Our first screening on Friday was Yôjirô Takita's Depatures, which won the Best-Foreign Language Film Oscar in 2009. It screened briefly in St. Louis last year, but I had missed it. The film tells the story of a young cellist who, hard up for work after his orchestra folds, takes a job in his hometown "encoffining" corpses for cremation. While more comedic and conventionally sentimental than Tokyo Story or Ikiru, Departures is consistent with the melancholy aura and emotionally unabashed character of those those classics, and further bolsters the notion that Japanese film-makers understand better than their peers elsewhere how to use cinema to confront mortality. The film takes some predictable turns in its final act, but I misted up just the same, big squish that I am.
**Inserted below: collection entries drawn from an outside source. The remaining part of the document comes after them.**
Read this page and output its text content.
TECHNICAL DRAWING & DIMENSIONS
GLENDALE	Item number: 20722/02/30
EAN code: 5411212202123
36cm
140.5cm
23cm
Next up was Dziga Vertov's 1929 avant-garde silent classic, Man with a Movie Camera, which was screened with a live original soundtrack performed by the three-man Alloy Orchestra. This was a real treat. I had to miss the film when it screened at the Webster Film Series last year, and it's been one of my silent must-sees for a while. What can I say about it that hasn't already been said? It's essentially an eighty-year-old metafilm about modernity and the omnipresence of both the camera eye and the moving picture in our lives. The film has a sense of both progressive triumphalism (befitting its Soviet origins) and disquieting anxiety about it. The pacing is precisely what makes it function so spectacularly well. While so many silent films are glacial and stagey, Man with a Movie Camera is frenetic and defiantly cinematic. It wouldn't have been half as memorable without the live soundtrack, however, which was relentless, thunderous, and even occasionally humorous.
We finished off Friday night with 2008's Synecdoche, New York, which is the only film we attended that I've previously seen. The appeal, then, was viewing it with Kaufman in the house, as well as Ebert, who has been such a dogged booster for the film. Synecdoche sold out in a couple of hours when tickets went on sale the first week of April, so we lined up for two hours to buy rush tickets. With about forty-five minutes to go, one of the festival volunteers apparently took pity on us as we sat in the drizzle, and offered us her unused passes for Synecdoche only, provided we turned them in at the box office afterward. Needless to say, I couldn't thank her enough. There seemed to be a healthy number of people in attendance who hadn't seen the film before. It garnered a surprising amount of laughter throughout, and a bit of applause in response to "Fuck everybody. Amen." I've said my piece on this remarkable film before. What's amazing is how, despite its reputation as a morbid drag, Synecdoche gets funnier every time I see it. I think I'm the only person who has to stifle a cracked guffaw when Olive responds to Caden's coerced confession and plea for forgiveness with, "No." What does that say about my sense of humor?